Oh, go ahead. Oh, yes. TRIPLE and RECIPE.

Yes, the TRIPLE and RECIPE. Yes.

So in terms of RECIPE, our understanding for those investigator-initiated trials is that RECIPE is moving along nicely. There actually hasn't been the uptake for TRIPLE that we had hoped for or that we're seeing, and so ultimately we're no longer funding that study.

Our next question is from the line of Irina Koffler of Mizuho.

Just wanted to go back to KRYSTEXXA. When can we expect the product to get to its $750 million target? And I wanted to clarify that it doesn't include any upside from MIRROR or from any of these additional kidney trials. And then the second question I had was, as you sort of start to decline the primary care segment, is there still opportunities to improve operating margins in that business?

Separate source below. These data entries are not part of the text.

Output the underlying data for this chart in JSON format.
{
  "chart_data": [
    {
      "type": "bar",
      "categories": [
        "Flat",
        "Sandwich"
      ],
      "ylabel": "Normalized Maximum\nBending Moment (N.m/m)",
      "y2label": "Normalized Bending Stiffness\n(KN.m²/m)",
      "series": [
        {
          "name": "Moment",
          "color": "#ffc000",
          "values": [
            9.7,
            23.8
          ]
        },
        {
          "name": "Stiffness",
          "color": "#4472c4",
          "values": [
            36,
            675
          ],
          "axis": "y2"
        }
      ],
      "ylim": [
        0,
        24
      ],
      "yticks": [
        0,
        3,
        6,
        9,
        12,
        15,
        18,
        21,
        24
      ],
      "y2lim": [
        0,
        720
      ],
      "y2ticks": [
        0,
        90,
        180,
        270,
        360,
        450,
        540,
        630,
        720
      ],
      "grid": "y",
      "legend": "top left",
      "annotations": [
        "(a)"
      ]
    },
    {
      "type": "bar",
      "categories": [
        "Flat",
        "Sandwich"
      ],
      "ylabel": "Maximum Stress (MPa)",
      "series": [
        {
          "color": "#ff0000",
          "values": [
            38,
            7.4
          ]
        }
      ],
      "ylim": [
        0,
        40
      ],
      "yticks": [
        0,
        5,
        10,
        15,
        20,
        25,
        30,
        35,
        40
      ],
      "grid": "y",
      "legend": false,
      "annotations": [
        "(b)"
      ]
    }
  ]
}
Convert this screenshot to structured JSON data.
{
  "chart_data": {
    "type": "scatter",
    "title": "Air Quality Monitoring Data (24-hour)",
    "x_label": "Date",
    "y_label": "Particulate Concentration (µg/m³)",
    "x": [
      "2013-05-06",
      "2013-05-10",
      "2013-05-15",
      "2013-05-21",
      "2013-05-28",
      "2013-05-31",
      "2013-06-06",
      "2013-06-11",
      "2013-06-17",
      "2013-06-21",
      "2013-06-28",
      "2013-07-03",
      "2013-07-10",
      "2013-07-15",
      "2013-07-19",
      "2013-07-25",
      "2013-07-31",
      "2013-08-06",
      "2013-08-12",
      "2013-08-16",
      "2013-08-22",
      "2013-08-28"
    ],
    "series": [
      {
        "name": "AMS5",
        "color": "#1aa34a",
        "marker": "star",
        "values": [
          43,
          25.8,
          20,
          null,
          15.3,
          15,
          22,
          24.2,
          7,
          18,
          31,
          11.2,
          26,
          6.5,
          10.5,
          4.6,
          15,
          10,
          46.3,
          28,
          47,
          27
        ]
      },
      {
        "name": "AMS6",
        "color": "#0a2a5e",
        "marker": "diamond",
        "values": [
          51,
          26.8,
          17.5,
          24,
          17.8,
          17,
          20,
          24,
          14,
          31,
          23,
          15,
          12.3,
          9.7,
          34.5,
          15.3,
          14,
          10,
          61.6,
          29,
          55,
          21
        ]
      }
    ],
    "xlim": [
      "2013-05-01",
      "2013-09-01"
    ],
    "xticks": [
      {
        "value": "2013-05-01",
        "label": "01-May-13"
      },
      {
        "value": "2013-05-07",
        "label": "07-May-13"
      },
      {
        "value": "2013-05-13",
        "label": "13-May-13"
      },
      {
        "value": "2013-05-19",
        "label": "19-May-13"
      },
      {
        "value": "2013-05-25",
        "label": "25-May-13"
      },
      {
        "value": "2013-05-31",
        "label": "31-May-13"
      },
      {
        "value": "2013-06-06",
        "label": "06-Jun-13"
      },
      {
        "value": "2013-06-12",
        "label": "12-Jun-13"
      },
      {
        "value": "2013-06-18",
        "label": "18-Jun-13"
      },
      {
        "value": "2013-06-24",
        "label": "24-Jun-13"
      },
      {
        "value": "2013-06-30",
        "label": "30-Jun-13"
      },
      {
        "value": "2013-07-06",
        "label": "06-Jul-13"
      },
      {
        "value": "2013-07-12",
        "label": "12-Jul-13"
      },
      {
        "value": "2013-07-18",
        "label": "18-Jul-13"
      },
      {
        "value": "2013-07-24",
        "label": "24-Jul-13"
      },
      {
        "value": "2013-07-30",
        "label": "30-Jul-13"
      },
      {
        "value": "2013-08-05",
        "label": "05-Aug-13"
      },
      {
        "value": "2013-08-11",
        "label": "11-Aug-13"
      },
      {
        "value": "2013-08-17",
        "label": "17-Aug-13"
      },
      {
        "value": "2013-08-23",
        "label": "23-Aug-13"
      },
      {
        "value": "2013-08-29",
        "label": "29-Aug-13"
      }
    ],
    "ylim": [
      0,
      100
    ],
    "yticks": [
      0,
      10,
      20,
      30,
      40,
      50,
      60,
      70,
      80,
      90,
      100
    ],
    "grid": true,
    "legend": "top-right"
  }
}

If you look at 2018, we had essentially flat sales in primary care and increasing margins. And across our business, we continue to look for efficiencies. So we're very pleased with how that is operating. As far as KRYSTEXXA, we expect $750 million in peak sales, and we haven't guided to when that will occur. And you are correct in your assumption relative to MIRROR and the kidney transplant study in uncontrolled gout patients.

And at this time, there are no further questions. I'd like to turn the conference back over to Ms. Tina Ventura for the closing remarks.

Thank you, Amanda. That concludes our call this morning. A replay of this call and webcast will be available in approximately 2 hours. And thank you for joining us.

Ladies and gentlemen, thank you for your participation in today's conference. This does conclude the program. You may now disconnect. Everyone, have a great day.